«La thèse du découplage économique entre les Etats-Unis et le reste du monde est un leurre», estime Edouard Crestin-Billet, stratégiste auprès du banquier privé Mirabaud. L'Europe ne sera pas épargnée par la récession américaine, les indicateurs avancés le montrent d'ailleurs déjà, a-t-il souligné lors d'une présentation mardi à Genève. Quant aux pays émergents, «leur expansion va ralentir au cours des prochains trimestres».

Baisse des taux

Avec une telle toile de fond, le stratégiste ne peut que tabler sur une poursuite de la détente sur le front des taux. D'autant que les ménages américains vont commencer à se désendetter, ce qui aura pour effet de réduire les dépenses de consommation de manière durable. Or celles-ci représentent plus de deux tiers du produit intérieur brut américain.

Selon les calculs de Mirabaud, la Réserve fédérale américaine, qui doit gérer un risque systémique «toujours bien présent», va diminuer encore le taux des «Fed Funds» d'un demi-point d'ici à la fin de l'année, à 1,5%. La Banque centrale européenne (BCE) et la Banque nationale suisse (BNS) procéderont à des coupes semblables, ramenant leurs taux de référence à respectivement 3,5 et 2,25%.

La bonne nouvelle, c'est qu'une telle politique monétaire est possible sans provoquer de dérapage incontrôlé sur le front de l'inflation, soutient Edouard Crestin-Billet. Les prix de matières premières, pétrole en tête, devraient en effet diminuer. Il s'agit là d'une observation historique: toute phase de ralentissement conjoncturel conduit à un reflux des cours de ces actifs, note l'expert. Ce sera une nouvelle fois le cas ces prochains mois.

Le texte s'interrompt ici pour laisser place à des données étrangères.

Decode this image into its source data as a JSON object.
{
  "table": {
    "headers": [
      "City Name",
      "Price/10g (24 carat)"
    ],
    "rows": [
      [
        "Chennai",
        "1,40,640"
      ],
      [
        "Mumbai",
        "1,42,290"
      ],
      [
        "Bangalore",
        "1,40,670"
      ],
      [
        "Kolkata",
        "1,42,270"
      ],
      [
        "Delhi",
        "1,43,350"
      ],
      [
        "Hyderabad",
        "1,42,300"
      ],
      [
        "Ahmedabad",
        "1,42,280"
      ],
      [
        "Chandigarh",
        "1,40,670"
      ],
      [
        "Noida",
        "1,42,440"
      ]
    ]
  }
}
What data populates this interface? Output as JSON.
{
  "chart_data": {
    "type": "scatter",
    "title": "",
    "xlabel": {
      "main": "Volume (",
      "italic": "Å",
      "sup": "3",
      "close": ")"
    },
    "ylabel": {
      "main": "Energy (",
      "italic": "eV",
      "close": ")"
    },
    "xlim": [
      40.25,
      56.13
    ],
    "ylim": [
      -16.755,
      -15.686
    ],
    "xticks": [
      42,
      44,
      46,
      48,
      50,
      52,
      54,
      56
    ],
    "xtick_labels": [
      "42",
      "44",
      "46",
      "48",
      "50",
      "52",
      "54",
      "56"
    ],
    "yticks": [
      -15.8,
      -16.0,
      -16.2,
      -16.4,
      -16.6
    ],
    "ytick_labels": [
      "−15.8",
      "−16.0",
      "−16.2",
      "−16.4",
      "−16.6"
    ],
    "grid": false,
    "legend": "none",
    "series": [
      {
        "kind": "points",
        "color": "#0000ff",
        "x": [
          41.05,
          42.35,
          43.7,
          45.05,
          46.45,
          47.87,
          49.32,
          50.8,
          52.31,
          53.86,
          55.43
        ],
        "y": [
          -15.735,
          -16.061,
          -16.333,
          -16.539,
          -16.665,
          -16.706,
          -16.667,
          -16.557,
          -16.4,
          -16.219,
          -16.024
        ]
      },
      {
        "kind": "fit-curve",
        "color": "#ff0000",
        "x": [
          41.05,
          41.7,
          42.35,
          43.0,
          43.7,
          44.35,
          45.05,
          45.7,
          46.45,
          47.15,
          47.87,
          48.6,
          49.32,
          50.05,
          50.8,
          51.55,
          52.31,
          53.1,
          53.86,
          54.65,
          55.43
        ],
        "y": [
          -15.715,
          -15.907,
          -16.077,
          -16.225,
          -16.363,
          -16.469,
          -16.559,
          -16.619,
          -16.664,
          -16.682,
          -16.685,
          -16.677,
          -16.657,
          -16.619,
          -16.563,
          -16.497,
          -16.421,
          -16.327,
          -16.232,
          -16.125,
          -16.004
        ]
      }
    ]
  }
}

Ce scénario plutôt pessimiste ne devrait pas conduire à une nouvelle chute des marchés financiers. «Pour les actions, les trois quarts de la baisse ont déjà été effectués, si l'on part du principe qu'un cycle de correction affiche un creux de 20 à 30% par rapport au plus récent pic», explique Edouard Crestin-Billet. Dans les obligations, les emprunts d'entreprises présentent des opportunités. Quant aux changes, le stratégiste prévoit un raffermissement du dollar et du franc dans les prochains mois.

Fonds de hedge funds

Côté investissements alternatifs, il faut privilégier les fonds de hedge funds, préconise Johan Olson, responsable des relations avec les investisseurs. Dans la période de turbulences actuelles, ce type de placement permet de limiter fortement les pertes et d'envisager à nouveau de solides performances dès qu'un rebond interviendra.